Zynga HQ (Justin Sullivan / Getty Images)Over the past year, no tech company has had ups and downs quite like Zynga.
In the days leading up to its debut on Wall Street last December, the social game kingpin was heralded as The Next Big Thing, an unstoppable force in an evolving industry, with proponents pointing to the enduring draw of games like Farmville, Mafia Wars, and Words With Friends. Lately, though, the company's stock has taken a brutal beatdown and those proponents have changed their tune.
It's a pretty rapid reversal, but is it one Zynga can survive?
There's certainly cause for concern. Monthly average users (MAUs) of Zynga's Facebook games have fallen by about 25 million since March, a telling sign that players are looking for other experiences. The April purchase of Draw Something creator OMGPOP for a whopping $180 million raised plenty of questions about whether the company had overpaid, and when the game's popularity began to fade soon after the check cleared, it was chalked up as another bad move.
Then there's the stock. Since the beginning of March, Zynga shares have fallen more than 60 percent. They've rebounded slightly over the past week or so, but many investors are still skeptical, as are some industry observers.
R.W. Baird recently cut its earnings estimates for the company at the end of May, noting a possible decline in user engagement and some concerns about how Zynga planned to make money off of its customers.
"We view Zynga as still exposed to some app fatigue on Facebook as users seek to diversify their consumption of casual games," wrote Baird analyst Colin Sebastian.
Most analysts tend to think the company can turn things around, though, noting that the stock has been sold off for reasons that had little to do with the company itself. Facebook's fumbled IPO, for instance, took a toll on several companies with ties to the social media space, but few were impacted as severely as Zynga.
CityVilleEven as he lowered estimates, Sebastian called Zynga "an attractive, albeit speculative, investment opportunity."

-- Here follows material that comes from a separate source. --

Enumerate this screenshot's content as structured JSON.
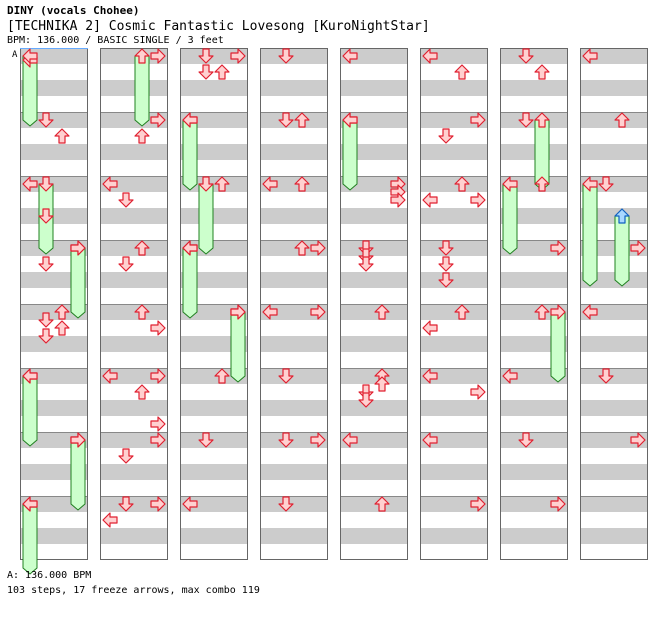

Wedbush's Michael Pachter has been particularly optimistic about the company, saying the recent sell off was "misplaced and misguided."
A decline in MAUs is natural, he said, as people try a new gaming app, then move on. Those who stay, though, become more involved with the game -- and eventually, those are the players who begin to make in-app purchase, making them Zynga's most important customers.
"We think that the average spending user takes six to nine months before they begin to purchase Facebook credits and invest in each game, and believe that spending increases gradually over time, meaning that an individual game's MAUs may have long since peaked and begun a decline while revenues from that game may continue to grow," said Pachter.
Zynga, for its part, seems ready to fight back against the negative perceptions. The company recently launched Zynga Slots for iOS as well as a pair of Bejeweled-like "Match 3" games. Four months ago, Zynga signed a deal with Hasbro to create a variety of Farmville toys and merchandise. And after a bidding war among the networks, CBS recently won the rights to produce a prime time game show based on Draw Something that could begin airing by the start of the year.
In the meantime, as doomsayers cry "the end is near," Zynga continues to dominate the Facebook top games charts and enjoys more engagement than its five closest social gaming competitors combined. Later this month, the company is hosting a media event at its campus, where it's expected to unveil its next big slate of games.
The big question, however, is whether or not those games will have what it takes to keep the company on top of the social ladder.